After four profit warnings, it's becoming increasingly clear that something needs to change at Wm Morrison, says Camilla Palladino on Breakingviews.com.
And investors have realised just that, as weekend reports of a growing rift in the boardroom about the lack of change pushed the share price 1% lower yesterday, says DigitalLook. Now chairman Ken Morrison is under pressure to bring new non-executive blood into his boardroom. The problem is he's simply not moving fast enough.
Why? Sir Ken has made no secret of his disdain for non-executive directors, says Palladino. He only recently gave in to the idea when he appointed David Jones and Duncan Davidson to the board. The latter is alleged to have departed the group swiftly following tussles with Sir Ken himself.
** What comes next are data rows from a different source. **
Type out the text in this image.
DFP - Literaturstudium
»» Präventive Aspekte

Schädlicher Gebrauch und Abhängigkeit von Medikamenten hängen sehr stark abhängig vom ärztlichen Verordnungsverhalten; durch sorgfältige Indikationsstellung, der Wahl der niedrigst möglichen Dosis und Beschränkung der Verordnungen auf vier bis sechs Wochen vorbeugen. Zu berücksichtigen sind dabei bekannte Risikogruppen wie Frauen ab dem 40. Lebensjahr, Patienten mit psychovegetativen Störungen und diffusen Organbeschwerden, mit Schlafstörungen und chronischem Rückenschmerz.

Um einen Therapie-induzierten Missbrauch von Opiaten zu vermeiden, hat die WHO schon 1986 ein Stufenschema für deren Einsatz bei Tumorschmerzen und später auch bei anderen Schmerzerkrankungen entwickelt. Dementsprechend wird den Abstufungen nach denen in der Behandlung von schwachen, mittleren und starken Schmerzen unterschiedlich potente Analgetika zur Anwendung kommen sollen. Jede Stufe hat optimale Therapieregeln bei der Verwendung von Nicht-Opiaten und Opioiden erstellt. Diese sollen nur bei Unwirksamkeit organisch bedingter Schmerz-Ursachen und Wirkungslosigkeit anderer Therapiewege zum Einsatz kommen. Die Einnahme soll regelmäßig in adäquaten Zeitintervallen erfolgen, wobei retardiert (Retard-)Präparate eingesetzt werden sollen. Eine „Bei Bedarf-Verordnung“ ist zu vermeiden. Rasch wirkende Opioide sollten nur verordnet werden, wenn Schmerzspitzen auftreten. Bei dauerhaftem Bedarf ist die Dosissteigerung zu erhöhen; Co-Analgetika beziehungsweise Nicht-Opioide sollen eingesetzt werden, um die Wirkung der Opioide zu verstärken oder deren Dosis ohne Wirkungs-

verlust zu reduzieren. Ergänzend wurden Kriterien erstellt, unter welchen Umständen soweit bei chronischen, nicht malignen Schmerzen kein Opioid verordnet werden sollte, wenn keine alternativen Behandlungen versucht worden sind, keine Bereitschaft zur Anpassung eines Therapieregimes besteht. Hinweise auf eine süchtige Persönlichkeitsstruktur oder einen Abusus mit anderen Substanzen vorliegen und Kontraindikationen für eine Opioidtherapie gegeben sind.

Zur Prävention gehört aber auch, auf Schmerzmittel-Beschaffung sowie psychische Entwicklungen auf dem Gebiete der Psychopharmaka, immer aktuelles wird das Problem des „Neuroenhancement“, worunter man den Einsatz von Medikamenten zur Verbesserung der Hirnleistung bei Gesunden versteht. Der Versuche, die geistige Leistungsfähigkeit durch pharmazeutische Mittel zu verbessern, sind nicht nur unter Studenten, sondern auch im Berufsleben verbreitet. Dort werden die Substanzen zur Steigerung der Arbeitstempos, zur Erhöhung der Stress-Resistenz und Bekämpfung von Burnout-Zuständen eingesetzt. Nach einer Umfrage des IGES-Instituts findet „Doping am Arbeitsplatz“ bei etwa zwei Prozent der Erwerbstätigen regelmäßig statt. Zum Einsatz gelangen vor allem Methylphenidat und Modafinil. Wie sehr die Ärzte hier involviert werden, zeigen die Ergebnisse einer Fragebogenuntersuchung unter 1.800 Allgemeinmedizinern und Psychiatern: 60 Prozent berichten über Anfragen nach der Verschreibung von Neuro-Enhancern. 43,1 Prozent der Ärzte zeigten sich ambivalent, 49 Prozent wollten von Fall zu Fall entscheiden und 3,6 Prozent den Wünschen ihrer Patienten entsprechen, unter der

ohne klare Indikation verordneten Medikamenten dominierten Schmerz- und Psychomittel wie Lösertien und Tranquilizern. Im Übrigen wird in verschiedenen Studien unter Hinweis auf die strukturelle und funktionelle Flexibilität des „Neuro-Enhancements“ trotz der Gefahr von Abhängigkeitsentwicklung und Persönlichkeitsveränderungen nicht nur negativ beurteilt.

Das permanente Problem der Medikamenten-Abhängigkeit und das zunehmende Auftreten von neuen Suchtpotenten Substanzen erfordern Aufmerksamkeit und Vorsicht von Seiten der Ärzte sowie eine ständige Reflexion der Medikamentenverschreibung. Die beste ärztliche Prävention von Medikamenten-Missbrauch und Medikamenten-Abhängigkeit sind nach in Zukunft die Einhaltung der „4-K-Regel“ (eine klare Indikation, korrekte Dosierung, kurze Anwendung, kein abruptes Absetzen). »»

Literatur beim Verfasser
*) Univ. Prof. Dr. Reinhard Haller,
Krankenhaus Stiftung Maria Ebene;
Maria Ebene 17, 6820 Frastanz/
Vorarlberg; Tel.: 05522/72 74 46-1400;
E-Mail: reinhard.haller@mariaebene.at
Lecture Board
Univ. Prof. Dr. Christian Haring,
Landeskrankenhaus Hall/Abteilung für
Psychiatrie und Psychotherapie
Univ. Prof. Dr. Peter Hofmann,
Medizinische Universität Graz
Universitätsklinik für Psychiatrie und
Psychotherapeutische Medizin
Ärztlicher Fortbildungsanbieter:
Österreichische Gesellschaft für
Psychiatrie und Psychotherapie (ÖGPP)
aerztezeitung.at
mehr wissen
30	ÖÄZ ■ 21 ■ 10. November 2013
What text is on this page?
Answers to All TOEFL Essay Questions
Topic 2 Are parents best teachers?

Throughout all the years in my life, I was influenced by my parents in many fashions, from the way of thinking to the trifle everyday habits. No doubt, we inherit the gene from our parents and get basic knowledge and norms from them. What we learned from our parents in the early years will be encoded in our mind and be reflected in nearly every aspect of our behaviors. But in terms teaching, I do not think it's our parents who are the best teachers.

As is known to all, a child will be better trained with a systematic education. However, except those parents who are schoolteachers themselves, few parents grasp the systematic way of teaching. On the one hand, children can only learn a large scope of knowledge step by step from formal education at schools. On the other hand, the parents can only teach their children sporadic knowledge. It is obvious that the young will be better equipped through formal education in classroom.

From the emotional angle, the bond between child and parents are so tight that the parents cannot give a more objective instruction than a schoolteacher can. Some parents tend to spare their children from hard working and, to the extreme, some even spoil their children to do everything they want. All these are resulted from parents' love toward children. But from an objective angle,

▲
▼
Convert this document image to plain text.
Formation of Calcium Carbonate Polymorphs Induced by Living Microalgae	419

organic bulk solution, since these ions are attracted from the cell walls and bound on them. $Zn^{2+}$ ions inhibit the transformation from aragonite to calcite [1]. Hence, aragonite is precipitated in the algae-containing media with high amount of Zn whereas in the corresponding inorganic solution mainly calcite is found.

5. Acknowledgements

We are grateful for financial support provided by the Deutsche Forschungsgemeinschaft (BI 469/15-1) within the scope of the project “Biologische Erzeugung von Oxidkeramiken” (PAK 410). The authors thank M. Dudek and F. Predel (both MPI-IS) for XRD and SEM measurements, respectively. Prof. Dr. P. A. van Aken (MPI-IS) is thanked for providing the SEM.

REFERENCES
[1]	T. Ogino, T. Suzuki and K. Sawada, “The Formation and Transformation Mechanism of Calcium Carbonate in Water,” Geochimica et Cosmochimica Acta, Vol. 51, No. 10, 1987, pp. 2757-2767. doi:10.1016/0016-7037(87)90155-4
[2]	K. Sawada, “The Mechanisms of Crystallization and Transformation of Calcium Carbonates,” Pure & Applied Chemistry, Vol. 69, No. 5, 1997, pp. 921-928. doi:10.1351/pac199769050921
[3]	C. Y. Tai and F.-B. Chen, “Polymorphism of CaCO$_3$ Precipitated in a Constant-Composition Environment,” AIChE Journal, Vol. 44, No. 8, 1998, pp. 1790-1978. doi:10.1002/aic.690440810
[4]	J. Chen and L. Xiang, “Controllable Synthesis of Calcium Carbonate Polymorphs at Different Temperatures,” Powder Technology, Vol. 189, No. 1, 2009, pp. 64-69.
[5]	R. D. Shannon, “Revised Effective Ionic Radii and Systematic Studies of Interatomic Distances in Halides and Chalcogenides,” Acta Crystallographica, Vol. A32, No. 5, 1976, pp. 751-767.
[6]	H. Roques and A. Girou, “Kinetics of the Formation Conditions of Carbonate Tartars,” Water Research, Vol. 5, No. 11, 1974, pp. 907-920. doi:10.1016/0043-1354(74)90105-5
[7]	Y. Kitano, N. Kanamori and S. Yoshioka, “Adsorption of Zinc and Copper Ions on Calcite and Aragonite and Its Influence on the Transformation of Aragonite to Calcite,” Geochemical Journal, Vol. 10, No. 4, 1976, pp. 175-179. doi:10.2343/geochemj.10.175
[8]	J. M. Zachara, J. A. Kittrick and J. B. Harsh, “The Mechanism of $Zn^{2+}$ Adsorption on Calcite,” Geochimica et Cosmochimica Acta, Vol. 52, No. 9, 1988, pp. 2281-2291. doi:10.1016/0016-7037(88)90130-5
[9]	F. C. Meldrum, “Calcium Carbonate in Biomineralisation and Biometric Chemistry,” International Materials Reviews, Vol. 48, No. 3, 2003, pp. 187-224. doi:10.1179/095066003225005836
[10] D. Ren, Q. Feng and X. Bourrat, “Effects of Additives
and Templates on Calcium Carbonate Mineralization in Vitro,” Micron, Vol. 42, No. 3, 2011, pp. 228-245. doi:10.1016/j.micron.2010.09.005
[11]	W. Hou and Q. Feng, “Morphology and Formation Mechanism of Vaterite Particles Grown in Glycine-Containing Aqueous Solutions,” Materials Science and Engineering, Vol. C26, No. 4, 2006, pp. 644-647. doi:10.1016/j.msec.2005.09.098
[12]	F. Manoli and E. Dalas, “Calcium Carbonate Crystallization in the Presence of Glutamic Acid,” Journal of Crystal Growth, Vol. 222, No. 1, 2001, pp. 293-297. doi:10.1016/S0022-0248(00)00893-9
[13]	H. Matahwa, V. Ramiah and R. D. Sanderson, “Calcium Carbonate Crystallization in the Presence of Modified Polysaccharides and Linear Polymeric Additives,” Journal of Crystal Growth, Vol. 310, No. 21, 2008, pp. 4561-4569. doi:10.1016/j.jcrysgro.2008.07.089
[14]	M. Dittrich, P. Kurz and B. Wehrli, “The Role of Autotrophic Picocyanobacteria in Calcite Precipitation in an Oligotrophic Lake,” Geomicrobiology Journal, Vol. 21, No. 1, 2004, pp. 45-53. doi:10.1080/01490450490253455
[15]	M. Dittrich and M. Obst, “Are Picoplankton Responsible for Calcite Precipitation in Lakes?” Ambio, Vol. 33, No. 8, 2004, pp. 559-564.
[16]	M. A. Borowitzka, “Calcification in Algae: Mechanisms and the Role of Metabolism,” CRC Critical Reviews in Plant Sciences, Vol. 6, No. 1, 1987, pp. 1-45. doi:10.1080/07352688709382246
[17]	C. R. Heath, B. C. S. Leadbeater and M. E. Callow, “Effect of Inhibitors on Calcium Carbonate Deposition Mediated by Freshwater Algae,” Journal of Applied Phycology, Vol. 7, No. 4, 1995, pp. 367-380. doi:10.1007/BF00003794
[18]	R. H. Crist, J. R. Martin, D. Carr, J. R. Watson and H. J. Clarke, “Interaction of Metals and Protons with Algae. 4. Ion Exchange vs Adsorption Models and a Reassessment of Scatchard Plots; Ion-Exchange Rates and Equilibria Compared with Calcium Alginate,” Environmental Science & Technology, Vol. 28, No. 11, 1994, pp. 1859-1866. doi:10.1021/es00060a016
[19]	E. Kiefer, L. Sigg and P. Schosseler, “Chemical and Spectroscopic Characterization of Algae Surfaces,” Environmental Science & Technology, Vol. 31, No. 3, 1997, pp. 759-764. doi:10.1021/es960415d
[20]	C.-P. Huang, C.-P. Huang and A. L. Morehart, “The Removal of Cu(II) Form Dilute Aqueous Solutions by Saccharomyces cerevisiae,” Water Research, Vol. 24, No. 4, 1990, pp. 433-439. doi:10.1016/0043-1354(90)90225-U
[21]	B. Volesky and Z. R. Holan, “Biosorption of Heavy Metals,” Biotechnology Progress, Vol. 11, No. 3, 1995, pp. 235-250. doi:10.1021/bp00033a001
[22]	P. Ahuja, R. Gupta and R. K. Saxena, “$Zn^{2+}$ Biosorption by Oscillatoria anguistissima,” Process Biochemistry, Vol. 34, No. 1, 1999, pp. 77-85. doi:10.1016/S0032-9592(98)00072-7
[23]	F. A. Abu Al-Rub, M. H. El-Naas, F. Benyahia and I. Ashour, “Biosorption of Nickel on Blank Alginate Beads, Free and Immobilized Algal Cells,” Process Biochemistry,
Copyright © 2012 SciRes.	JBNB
Moreover, should Safeway Morrison's recent acquisition which has been blamed for the profit warnings continue to hamper Morrison's performance, it may be the task of the newly appointed non-executives to remove Sir Ken from his position, says Palladino.
How could the whole problem be resolved? By Sir Ken enticing "the very best non-executives" and managers onboard...and then spelling out a "succession strategy" that all would be happy with. If he doesn't, Sir Ken could be in danger of losing the backing of his investors.